# Have to rehome almost 10 month old



## sschwaben (Aug 20, 2013)

Our worst nightmare has happened. We had to move because of my girlfriends job and are now in Phoenix AZ and cannot find a place we can afford that will accept  a GSD. Ambros is was born on May 2nd 2013 and we have had him since he was 9 weeks old. I hate doing this we love him so much but unless we can find somewhere that we can keep him we will all be homeless. Any advice or anyone in Arizona that might be able to take him I'm here for questions.


----------



## JakodaCD OA (May 14, 2000)

are you on FB? there are many german shepherd groups that might be able to help you out. Or maybe help you find a rental in AZ.

Hope you can find a place so you can keep him


----------



## MissLilyBean (Dec 22, 2012)

This was written for pit bulls, but it has some good pointers: Renting with Your Dog | BAD RAP


----------



## sschwaben (Aug 20, 2013)

I Am but I don't know anybody down here at all. Let alone anyone who can take him. And my fear is someone will take him and he won't be treated right.


----------



## Tratkins (Feb 15, 2014)

I live in Chandler, AZ (a southeast suburb of Phoenix). We just moved here last summer and are renting a house in the area and didn't have any problems with a cat and dog, but it did take some searching. We were relocated for my husband's job and went through a realtor provided by his company. We didn't want to buy yet until we knew the area better. Try looking on trulia.com and/or zillow.com for homes to rent that allow dogs. I really hope you find a place for your pup! We just got our first GSD who is now 11 weeks so we can't take on another right now but I can certainly ask around for you or help in anyway I can. We are working with a great trainer in the area and I can ask him if knows anyone looking for a good GSD, but I really hope it works out for you to keep him. Welcome to Arizona!
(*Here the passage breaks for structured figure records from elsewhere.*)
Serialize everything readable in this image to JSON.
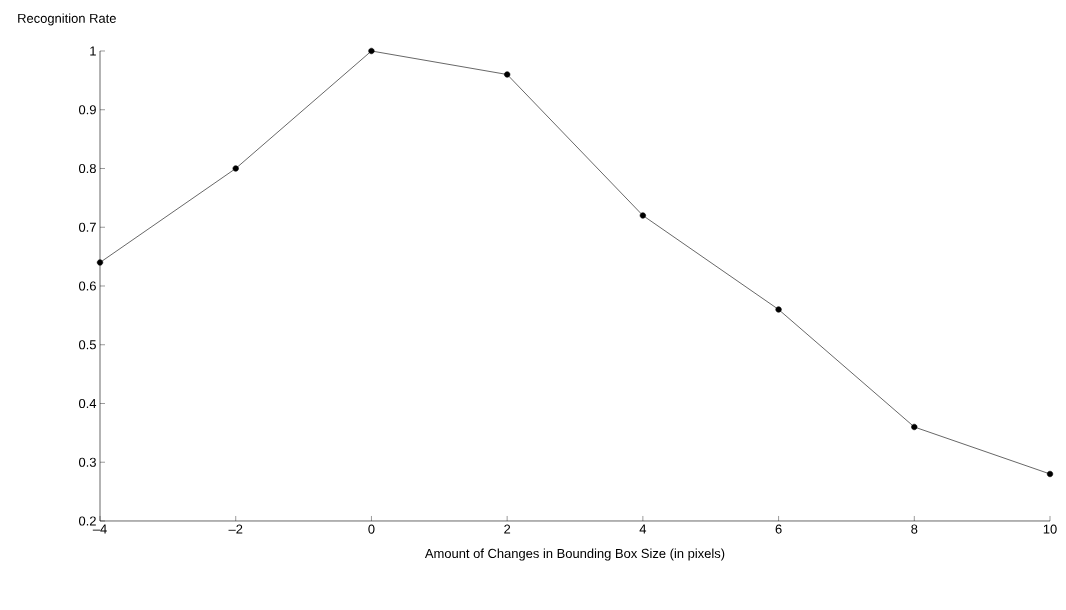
{
  "chart_data": {
    "type": "line",
    "xlabel": "Amount of Changes in Bounding Box Size (in pixels)",
    "ylabel": "Recognition Rate",
    "x": [
      -4,
      -2,
      0,
      2,
      4,
      6,
      8,
      10
    ],
    "series": [
      {
        "color": "#000000",
        "values": [
          0.64,
          0.8,
          1.0,
          0.96,
          0.72,
          0.56,
          0.36,
          0.28
        ]
      }
    ],
    "xlim": [
      -4,
      10
    ],
    "ylim": [
      0.2,
      1
    ],
    "xticks": [
      {
        "value": -4,
        "label": "–4"
      },
      {
        "value": -2,
        "label": "–2"
      },
      0,
      2,
      4,
      6,
      8,
      10
    ],
    "yticks": [
      0.2,
      0.3,
      0.4,
      0.5,
      0.6,
      0.7,
      0.8,
      0.9,
      1
    ],
    "grid": false,
    "marker": "circle",
    "line_style": "solid"
  }
}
You will love it here! We used to live in Ohio ourselves (Wooster) and are so glad to be out of the snow! What part of Phoenix are you in?


----------



## sschwaben (Aug 20, 2013)

We can't afford to rent a house. She has her job but I no longer have mine so our income is low right now. We are in Phoenix by Glendale at the moment. We are actually staying in a hotel that allows dogs.


----------



## Tratkins (Feb 15, 2014)

spoke to some people about your situation and I know someone that might be interested in taking him, but have some questions. Has Ambros been socialized to kids, other dogs, etc? Will you send me a pm with your contact info?


----------



## Brando & Julietta's Dad (Dec 14, 2013)

Keep looking for a small house from every source possible, craigslist, local paper, property management companies,ect. You should be able to find a older house that would except a dog. You might have to drive a little farther. Also, you could purchase renters insurance that might help convince a landlord you are responsible.


----------



## trcy (Mar 1, 2013)

Brando & Julietta's Dad said:


> Keep looking for a small house from every source possible, craigslist, local paper, property management companies,ect. You should be able to find a older house that would except a dog. You might have to drive a little farther. Also, you could purchase renters insurance that might help convince a landlord you are responsible.
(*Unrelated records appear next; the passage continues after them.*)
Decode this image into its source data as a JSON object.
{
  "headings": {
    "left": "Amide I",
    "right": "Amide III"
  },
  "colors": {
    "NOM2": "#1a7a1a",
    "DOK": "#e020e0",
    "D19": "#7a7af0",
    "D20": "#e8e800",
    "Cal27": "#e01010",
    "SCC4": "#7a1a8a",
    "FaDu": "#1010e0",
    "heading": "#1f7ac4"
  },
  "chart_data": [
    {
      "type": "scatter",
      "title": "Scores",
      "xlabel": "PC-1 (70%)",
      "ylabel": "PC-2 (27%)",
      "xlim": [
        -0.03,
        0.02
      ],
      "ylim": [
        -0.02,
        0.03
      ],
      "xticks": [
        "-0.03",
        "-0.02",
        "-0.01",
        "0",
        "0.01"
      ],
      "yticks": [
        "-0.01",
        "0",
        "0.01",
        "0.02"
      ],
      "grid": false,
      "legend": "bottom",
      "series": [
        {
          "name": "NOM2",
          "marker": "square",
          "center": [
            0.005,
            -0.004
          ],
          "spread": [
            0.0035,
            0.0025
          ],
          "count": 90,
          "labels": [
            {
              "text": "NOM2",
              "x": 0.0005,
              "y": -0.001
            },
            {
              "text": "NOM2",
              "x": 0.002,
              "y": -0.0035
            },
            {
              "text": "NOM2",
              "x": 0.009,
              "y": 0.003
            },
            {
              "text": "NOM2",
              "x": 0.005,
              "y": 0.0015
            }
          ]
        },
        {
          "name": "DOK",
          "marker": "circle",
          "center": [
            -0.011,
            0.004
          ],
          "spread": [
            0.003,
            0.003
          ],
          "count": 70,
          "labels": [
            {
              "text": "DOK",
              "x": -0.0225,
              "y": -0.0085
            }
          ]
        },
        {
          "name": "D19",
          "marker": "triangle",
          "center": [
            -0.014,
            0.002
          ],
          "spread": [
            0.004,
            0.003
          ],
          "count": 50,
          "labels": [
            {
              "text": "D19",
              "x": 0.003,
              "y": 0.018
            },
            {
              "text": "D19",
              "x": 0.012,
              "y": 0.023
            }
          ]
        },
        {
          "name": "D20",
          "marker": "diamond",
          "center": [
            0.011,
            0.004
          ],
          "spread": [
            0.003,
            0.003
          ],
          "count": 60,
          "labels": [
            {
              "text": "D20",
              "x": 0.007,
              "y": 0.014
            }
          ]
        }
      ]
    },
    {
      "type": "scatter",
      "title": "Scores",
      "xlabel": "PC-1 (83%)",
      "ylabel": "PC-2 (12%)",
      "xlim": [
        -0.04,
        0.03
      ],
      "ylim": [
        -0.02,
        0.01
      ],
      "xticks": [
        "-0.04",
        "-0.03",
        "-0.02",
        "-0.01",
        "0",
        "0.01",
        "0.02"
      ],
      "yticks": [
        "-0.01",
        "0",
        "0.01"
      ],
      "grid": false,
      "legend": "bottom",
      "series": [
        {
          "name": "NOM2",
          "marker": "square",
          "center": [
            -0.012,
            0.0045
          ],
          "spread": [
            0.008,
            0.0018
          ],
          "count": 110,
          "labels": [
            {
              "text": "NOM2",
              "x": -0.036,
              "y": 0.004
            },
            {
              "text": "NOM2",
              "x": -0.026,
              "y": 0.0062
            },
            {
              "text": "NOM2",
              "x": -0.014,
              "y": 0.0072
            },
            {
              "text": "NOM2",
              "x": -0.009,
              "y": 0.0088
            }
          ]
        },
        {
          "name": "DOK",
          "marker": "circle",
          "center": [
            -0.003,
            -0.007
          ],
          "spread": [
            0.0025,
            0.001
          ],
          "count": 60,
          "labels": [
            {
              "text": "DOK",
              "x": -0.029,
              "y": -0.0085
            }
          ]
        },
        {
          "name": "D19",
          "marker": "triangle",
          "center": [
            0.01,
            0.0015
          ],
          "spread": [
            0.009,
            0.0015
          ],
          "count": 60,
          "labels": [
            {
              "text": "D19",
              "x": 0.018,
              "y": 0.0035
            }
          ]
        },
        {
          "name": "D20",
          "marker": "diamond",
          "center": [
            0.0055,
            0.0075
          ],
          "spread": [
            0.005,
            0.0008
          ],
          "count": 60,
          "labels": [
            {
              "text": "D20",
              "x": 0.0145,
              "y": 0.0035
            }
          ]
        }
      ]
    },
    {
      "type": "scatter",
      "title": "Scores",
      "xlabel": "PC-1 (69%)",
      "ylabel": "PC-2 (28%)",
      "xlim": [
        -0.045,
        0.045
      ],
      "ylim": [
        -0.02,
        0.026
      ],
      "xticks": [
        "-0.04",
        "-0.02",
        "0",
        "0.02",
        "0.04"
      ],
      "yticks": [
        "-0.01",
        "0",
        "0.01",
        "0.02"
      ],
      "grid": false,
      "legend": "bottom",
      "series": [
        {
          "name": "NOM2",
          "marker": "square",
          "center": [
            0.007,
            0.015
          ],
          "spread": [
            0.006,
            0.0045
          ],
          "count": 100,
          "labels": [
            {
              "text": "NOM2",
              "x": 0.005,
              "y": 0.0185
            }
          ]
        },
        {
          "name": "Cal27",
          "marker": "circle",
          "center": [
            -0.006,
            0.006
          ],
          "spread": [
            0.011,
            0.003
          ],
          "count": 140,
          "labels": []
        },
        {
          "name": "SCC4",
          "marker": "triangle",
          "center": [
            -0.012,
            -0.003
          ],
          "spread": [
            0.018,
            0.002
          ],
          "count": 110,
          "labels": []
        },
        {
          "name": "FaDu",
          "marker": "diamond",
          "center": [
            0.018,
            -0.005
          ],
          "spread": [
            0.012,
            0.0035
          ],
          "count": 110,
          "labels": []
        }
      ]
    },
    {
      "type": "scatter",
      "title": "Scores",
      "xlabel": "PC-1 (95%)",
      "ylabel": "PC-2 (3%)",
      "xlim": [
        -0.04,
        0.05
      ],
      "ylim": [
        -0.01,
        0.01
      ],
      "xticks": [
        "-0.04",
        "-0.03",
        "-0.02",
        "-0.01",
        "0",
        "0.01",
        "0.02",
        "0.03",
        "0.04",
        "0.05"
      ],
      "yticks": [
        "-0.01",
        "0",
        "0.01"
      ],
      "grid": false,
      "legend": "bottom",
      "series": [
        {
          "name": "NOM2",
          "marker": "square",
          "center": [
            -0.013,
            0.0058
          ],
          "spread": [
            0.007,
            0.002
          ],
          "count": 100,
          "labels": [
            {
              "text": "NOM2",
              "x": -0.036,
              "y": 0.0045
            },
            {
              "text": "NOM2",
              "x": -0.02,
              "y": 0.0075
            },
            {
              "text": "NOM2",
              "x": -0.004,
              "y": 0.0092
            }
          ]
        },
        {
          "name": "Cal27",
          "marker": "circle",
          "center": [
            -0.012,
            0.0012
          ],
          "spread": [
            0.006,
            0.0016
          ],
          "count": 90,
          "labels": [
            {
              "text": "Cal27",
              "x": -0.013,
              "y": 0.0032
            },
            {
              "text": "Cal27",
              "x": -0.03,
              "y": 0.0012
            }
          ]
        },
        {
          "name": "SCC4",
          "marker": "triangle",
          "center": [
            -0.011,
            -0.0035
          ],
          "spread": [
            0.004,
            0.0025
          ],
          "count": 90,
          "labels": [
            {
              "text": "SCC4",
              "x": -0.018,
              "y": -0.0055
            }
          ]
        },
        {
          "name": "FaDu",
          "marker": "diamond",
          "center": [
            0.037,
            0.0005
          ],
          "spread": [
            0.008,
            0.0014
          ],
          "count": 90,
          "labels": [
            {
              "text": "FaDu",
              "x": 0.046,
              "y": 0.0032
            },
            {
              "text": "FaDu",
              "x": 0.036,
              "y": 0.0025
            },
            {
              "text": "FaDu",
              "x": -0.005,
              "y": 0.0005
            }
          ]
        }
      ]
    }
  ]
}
my co-worker moved to Arizona and found a rental house on craigs list that allowed her two pit mixes. It's something to look into. I hope you find something.


----------



## Brando & Julietta's Dad (Dec 14, 2013)

*Don't give up*

Let me know your zip code and maximum monthly price range. I will find you a dog friendly house to look at. You can PM me that info, if you wish. I would like to help you keep your Shepherd.


----------



## mcdanfam (Aug 27, 2013)

I love that so many are helpful and willing to help others...for love of the breed. Such a wonderful and caring site. Gives me hope.....

Hope you can keep your puppy! 


Sent from Petguide.com Free App


----------



## sschwaben (Aug 20, 2013)

I am sorry it took so long for me to get back to you all. First off I want to thank you all for your support and willingness to help. Unfortunately I was unable to keep him and I paid for him to travel back to Ohio. The breeder I got him from took him back. Unfortunately I lost my best friend, but at least I know he will be taken care of and given a good home ( the breeder is thinking about keeping him for himself and a personal dog for him and his family). Again, thank you all. Hopefully I will be back on here someday sooner rather then later with a GSD, preferably Ambros again lol. Thank you all.


----------



## Eiros (Jun 30, 2011)

I'm sorry you had to go through this. Glad he could go back to the breeder  he'll be taken care of. 


Sent from Petguide.com Free App


----------